Can I integrate VoxGrade into my CI/CD pipeline?
Yes. The v1-test API lets you run tests programmatically and block deploys when quality drops below your threshold. Generate an API key from your dashboard settings.
What if a fix makes things worse?
Use before/after comparison to compare scores before and after your fix. The optimizer's history panel lets you roll back to any previous prompt version.
How is my data stored?
Securely on our servers to power features like version history, analytics, and the learning engine. API keys are encrypted at rest. See our privacy policy for details.
How accurate is the AI grading?
The grading engine uses a two-step pipeline: evidence extraction followed by LLM evaluation across 25+ metrics. Use the weight calibration feature to align AI grading with your team's quality standards.
Can I test agents I don't own?
You need the API key with access to the agent. If you have API access to a client's agent, you can test it. This is a common workflow for voice AI agencies managing agents on behalf of clients.
What about red-team and security testing?
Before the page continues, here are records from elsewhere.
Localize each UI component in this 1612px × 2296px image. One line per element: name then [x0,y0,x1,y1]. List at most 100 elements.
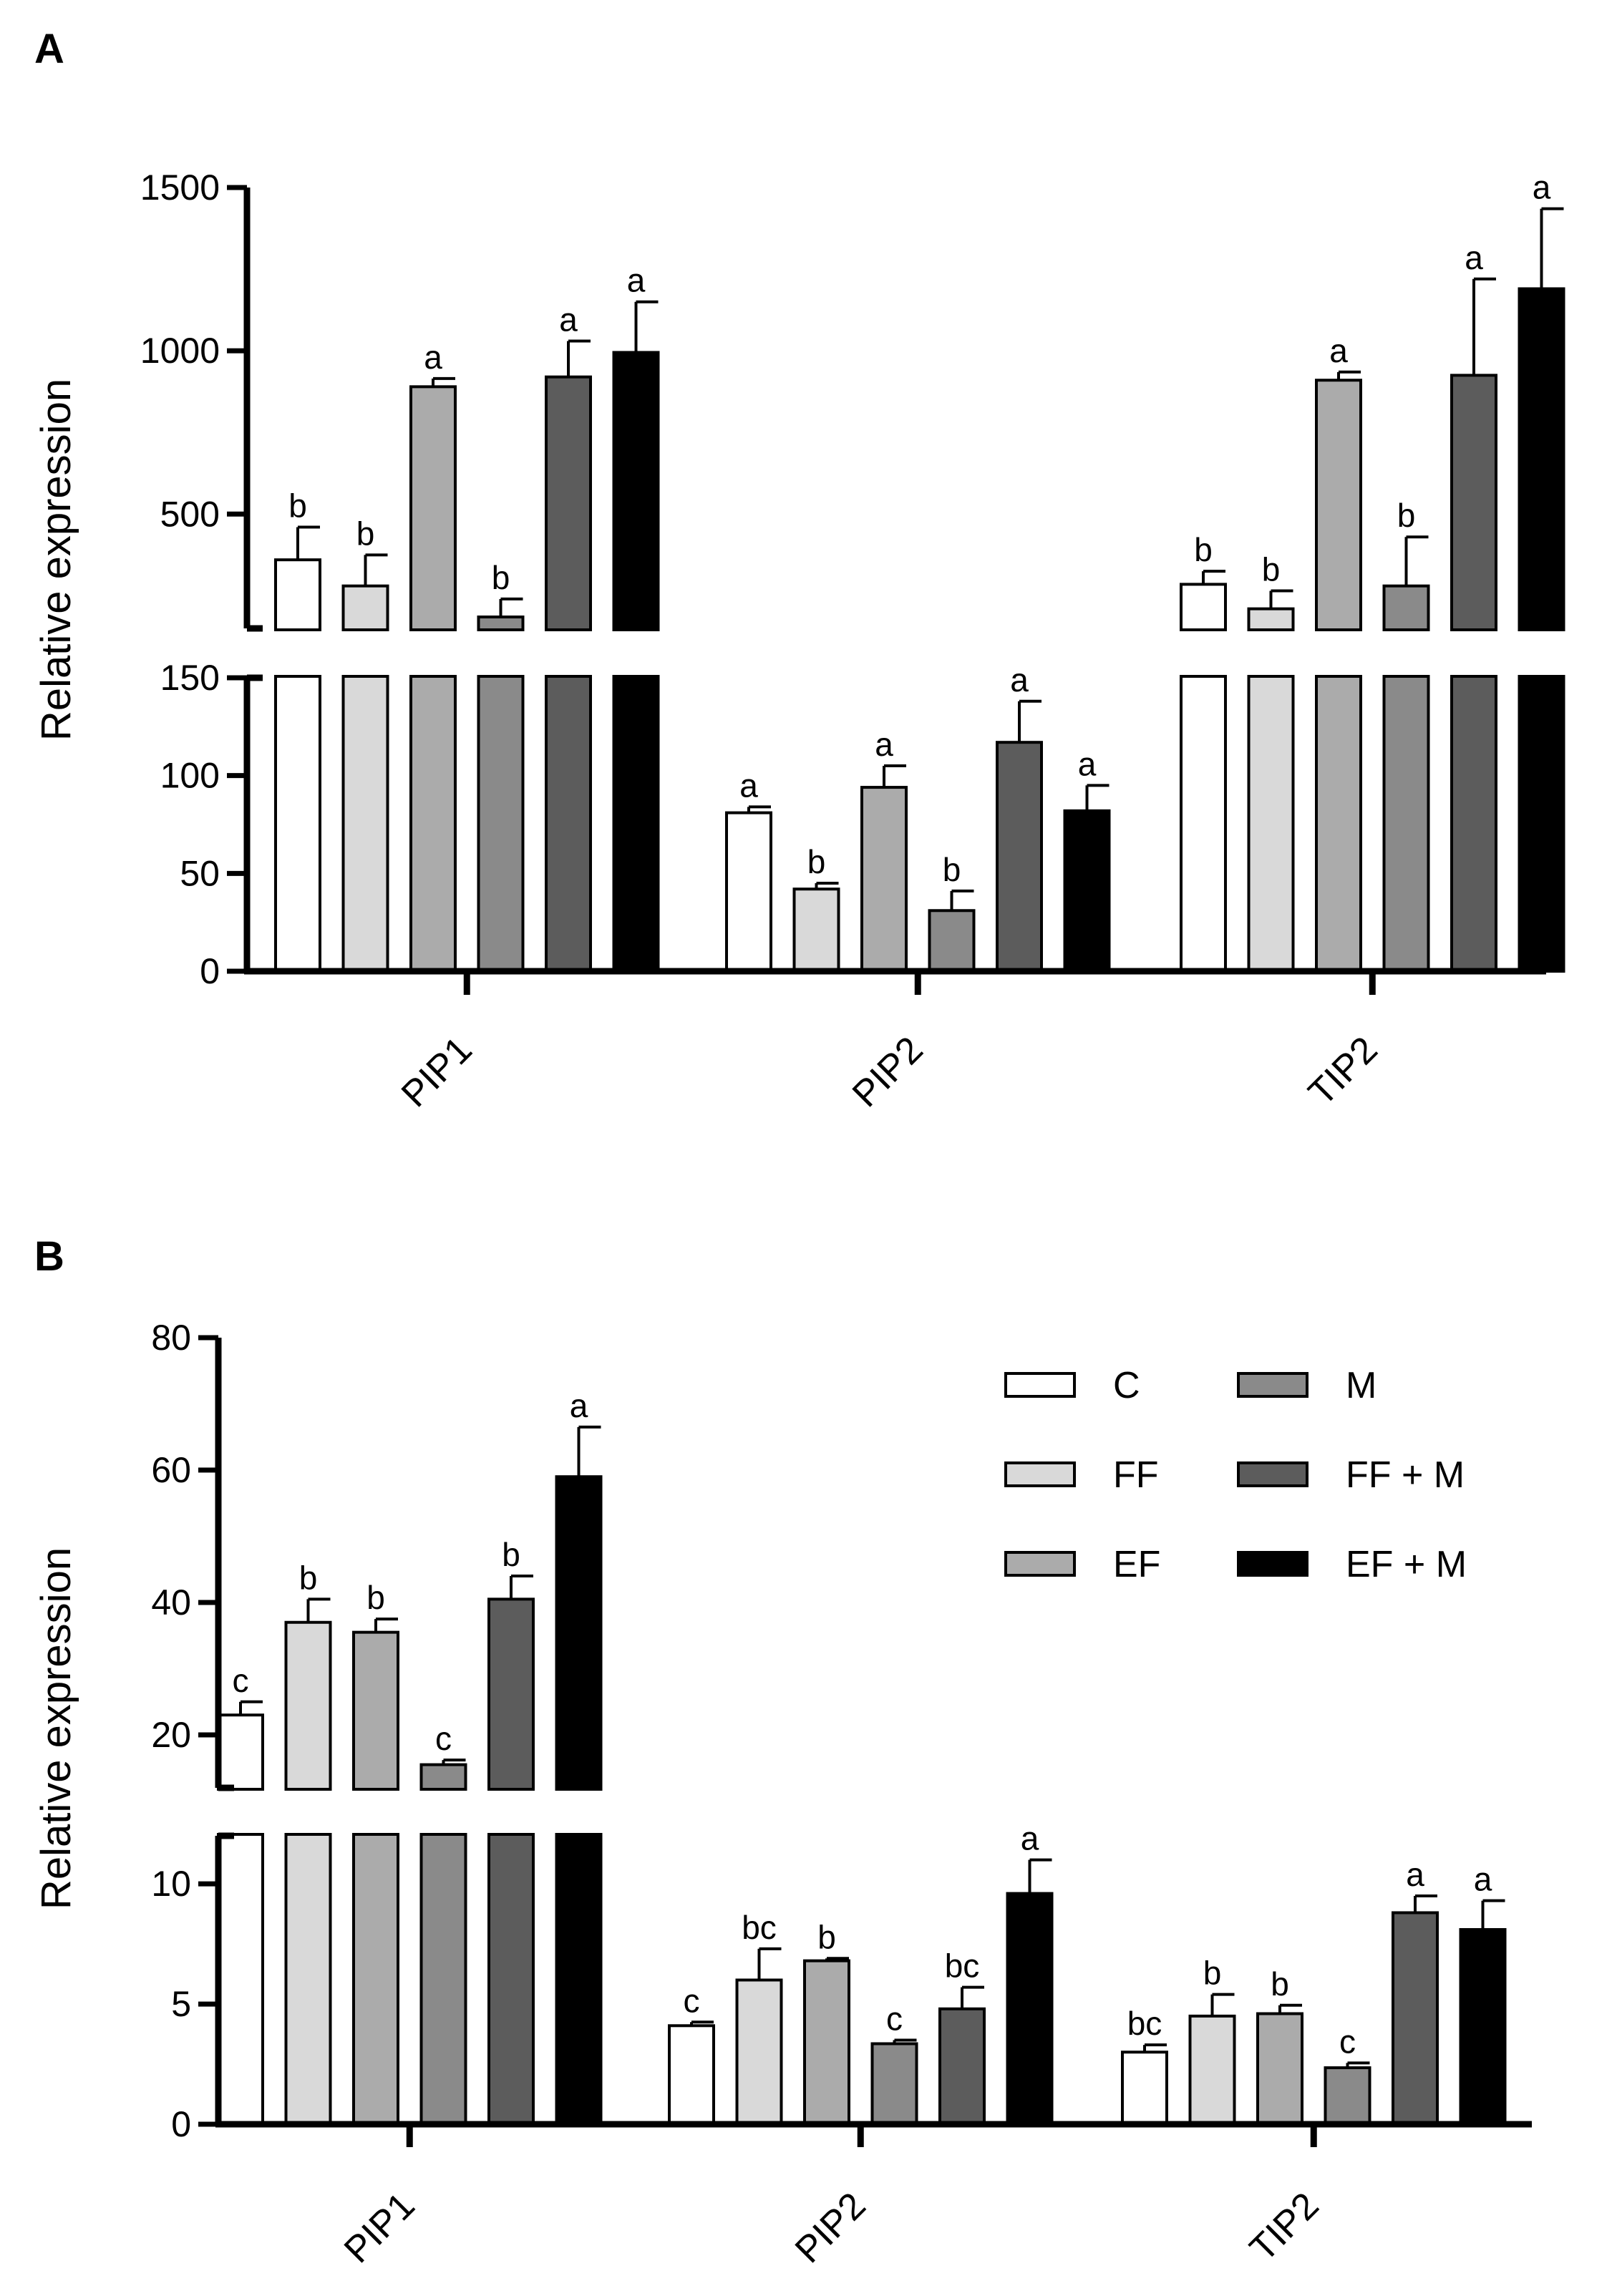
panel-b-y-axis-label: Relative expression [33,1547,79,1910]
a-pip1-m-letter: b [492,559,510,596]
legend-swatch-ef [1004,1551,1076,1577]
a-pip1-ff-letter: b [356,515,375,552]
a-pip1-ef-bar-upper [409,385,457,632]
panel-b-axes: 20 40 60 80 0 5 10 PIP1 PIP2 TIP2 [151,1318,1532,2271]
a-tip2-ef-m-letter: a [1533,169,1551,206]
b-pip2-ff-m-bar [938,2007,986,2126]
a-pip2-m-letter: b [943,851,961,888]
legend-label-ef-m: EF + M [1346,1544,1467,1585]
b-pip1-ff-m-letter: b [502,1536,520,1573]
b-pip1-c-bar-upper [217,1713,264,1791]
b-pip1-m-bar-lower [419,1833,467,2126]
b-tip2-m-bar [1324,2066,1371,2126]
a-y-tick-label: 500 [160,494,220,534]
a-tip2-ef-letter: a [1329,332,1348,369]
b-y-tick-label: 0 [171,2104,191,2144]
a-y-tick-label: 0 [200,951,220,991]
a-pip1-ef-bar-lower [409,675,457,973]
b-tip2-ef-m-bar [1459,1927,1507,2126]
b-pip1-c-bar-lower [217,1833,264,2126]
b-pip2-ff-m-letter: bc [945,1947,980,1985]
b-pip1-ff-m-bar-upper [487,1597,535,1791]
b-y-tick-label: 80 [151,1318,191,1358]
a-pip1-ff-m-letter: a [559,301,578,338]
b-pip2-ff-bar [735,1978,783,2126]
a-pip1-m-bar-upper [477,616,525,631]
b-pip2-m-letter: c [886,2000,903,2037]
b-pip1-ef-m-letter: a [570,1387,588,1424]
a-pip2-ff-letter: b [807,843,826,880]
b-pip2-c-bar [668,2024,715,2126]
a-tip2-m-bar-lower [1382,675,1430,973]
legend-swatch-ff [1004,1461,1076,1487]
legend-label-ef: EF [1113,1544,1160,1585]
a-tip2-ef-bar-lower [1315,675,1362,973]
a-tip2-ff-m-letter: a [1465,239,1483,276]
a-pip2-c-letter: a [739,767,758,804]
legend-label-c: C [1113,1365,1140,1406]
a-pip1-ef-m-bar-upper [612,351,660,631]
a-x-tick-label-tip2: TIP2 [1301,1028,1386,1114]
legend: C FF EF M FF + M EF + M [1004,1365,1467,1585]
a-pip1-ff-bar-upper [341,584,389,631]
panel-a-y-axis-label: Relative expression [33,379,79,741]
panel-a-axes: 500 1000 1500 0 50 100 150 PIP1 PIP2 TIP2 [140,167,1546,1115]
a-x-tick-label-pip1: PIP1 [394,1028,480,1115]
b-pip1-ff-bar-upper [284,1620,332,1791]
a-tip2-ff-bar-upper [1247,607,1295,631]
a-tip2-ff-m-bar-lower [1450,675,1497,973]
a-tip2-m-letter: b [1397,497,1416,534]
a-pip1-ff-m-bar-lower [545,675,592,973]
a-pip2-ff-m-letter: a [1010,661,1029,699]
a-tip2-c-letter: b [1194,531,1213,568]
b-y-tick-label: 60 [151,1450,191,1490]
a-tip2-ef-bar-upper [1315,379,1362,632]
legend-swatch-ff-m [1237,1461,1308,1487]
b-tip2-ff-bar [1188,2014,1236,2126]
a-y-tick-label: 100 [160,756,220,796]
b-pip2-ef-bar [803,1959,850,2126]
a-tip2-ff-letter: b [1262,551,1281,588]
legend-swatch-ef-m [1237,1551,1308,1577]
b-pip1-ff-letter: b [299,1559,318,1596]
a-pip1-c-bar-upper [274,558,321,632]
b-pip1-ef-m-bar-lower [555,1833,603,2126]
b-pip1-m-bar-upper [419,1763,467,1791]
b-tip2-ef-m-letter: a [1474,1861,1492,1898]
b-pip2-c-letter: c [684,1982,700,2019]
panel-a-letter: A [34,26,64,72]
legend-label-ff-m: FF + M [1346,1454,1465,1496]
b-tip2-ef-letter: b [1271,1965,1289,2003]
a-x-tick-label-pip2: PIP2 [845,1028,931,1115]
b-x-tick-label-tip2: TIP2 [1242,2184,1327,2270]
b-pip2-ef-letter: b [817,1918,836,1955]
a-pip2-m-bar [928,909,976,973]
b-y-tick-label: 10 [151,1864,191,1904]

Red-team testing probes for prompt injection, jailbreaks, data exfiltration, and social engineering attacks. It runs adversarial conversation scenarios designed to exploit common voice agent vulnerabilities.
What's included in the free trial?
Full Pro or Agency features for 14 days. Unlimited agents, autonomous testing, auto-optimizer, red-team, everything. No credit card required. Test run costs are billed through your own API keys.
What if it doesn't work for me?
Every paid plan includes a 30-day money-back guarantee. If you don't see improvement in your agent scores within 30 days, you'll receive a full refund.